Children are being mentally and physically affected by the oil spill
According to Science Daily, researchers for a 2014 study interviewed 720 parents in Louisiana affected by the Deepwater Horizon oil spill and discovered that "60 percent of the parents reported that their child had experienced physical health problems — defined as respiratory symptoms, vision problems, skin problems, headaches, and unusual bleeding — at some time after Deepwater Horizon. Thirty percent of the parents said their child had experienced mental health issues such as feeling depressed or very sad, feeling nervous or afraid, having sleeping problems, or having problems getting along with other children." Considering even the conflicting beliefs about oil composition and leakage, it is not at all surprising that scientists and researchers are only beginning to understand the dire effects on the people directly affected. Researcher Jaishree Beedasy said that "the impacts of the oil spill on children's health appear to persist years after the disaster."
Another study led by Columbia University's National Center for Disaster Preparedness interviewed 1,200 adults living within 10 miles of the affected coasts and found that "over one-third of parents report that their children have experienced either physical symptoms or mental health distress as a consequence of the oil spill," and 36% of the adults who made less than $25,000 said they would probably need to move, which is "three times more likely to have mental health distress than are children whose parents do not expect to move" (via Columbia Public Health Now).
Damages to local economies
The Deepwater Horizon spill led to a drop in key economic activities for coastal communities, including the fishing, seafood, and tourist industries. A study done for the Canadian Journal of Fisheries and Aquatic Science in 2012 estimated the economic losses for Gulf fisheries across the coast for the next seven years. They found that commercial and recreational fisheries would likely suffer the most, with $4.9 billion in total economic losses due to closed off portions of the Gulf. In addition, the blue crab population– a seafood staple in the area — was also severely affected.

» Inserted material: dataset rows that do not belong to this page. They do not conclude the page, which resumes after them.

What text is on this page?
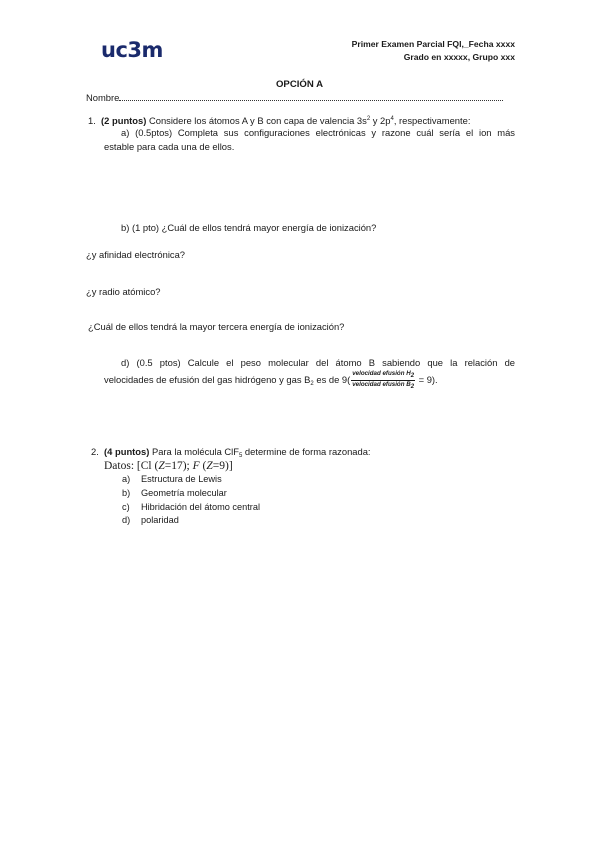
uc3m	Primer Examen Parcial FQI,_Fecha xxxx
Grado en xxxxx, Grupo xxx
OPCIÓN A
Nombre
1. (2 puntos) Considere los átomos A y B con capa de valencia $3s^2$ y $2p^4$, respectivamente:
a) (0.5ptos) Completa sus configuraciones electrónicas y razone cuál sería el ion más
estable para cada una de ellos.
b) (1 pto) ¿Cuál de ellos tendrá mayor energía de ionización?
¿y afinidad electrónica?
¿y radio atómico?
¿Cuál de ellos tendrá la mayor tercera energía de ionización?
d) (0.5 ptos) Calcule el peso molecular del átomo B sabiendo que la relación de
velocidades de efusión del gas hidrógeno y gas $B_2$ es de $9( \frac{velocidad efusión H_2}{velocidad efusión B_2} = 9)$.
2. (4 puntos) Para la molécula ClF$_5$ determine de forma razonada:
Datos: [Cl (Z=17); F (Z=9)]
a) Estructura de Lewis
b) Geometría molecular
c) Hibridación del átomo central
d) polaridad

WWLTV interviewed a crabber who said that crabs were "coming up dead, discolored, or riddled with holes" since the Deepwater Horizon spill.
Tourism, too, was deeply affected by the oil spill. According to an Oxford Economics study, "the potential impact of the Deepwater Horizon oil spill could cost the U.S. coastal economies $22.7 billion over a period of three years." The report also showed that compared to other oil spills, including Exxon Valdez, the amount of time of disruption in tourism could be anywhere from 12-28 months. Yet, the report recognizes the significant difference in scale of the oil spills they are comparing to the Deepwater Horizon spill. Recovery of many of these economies are still taking place to this day.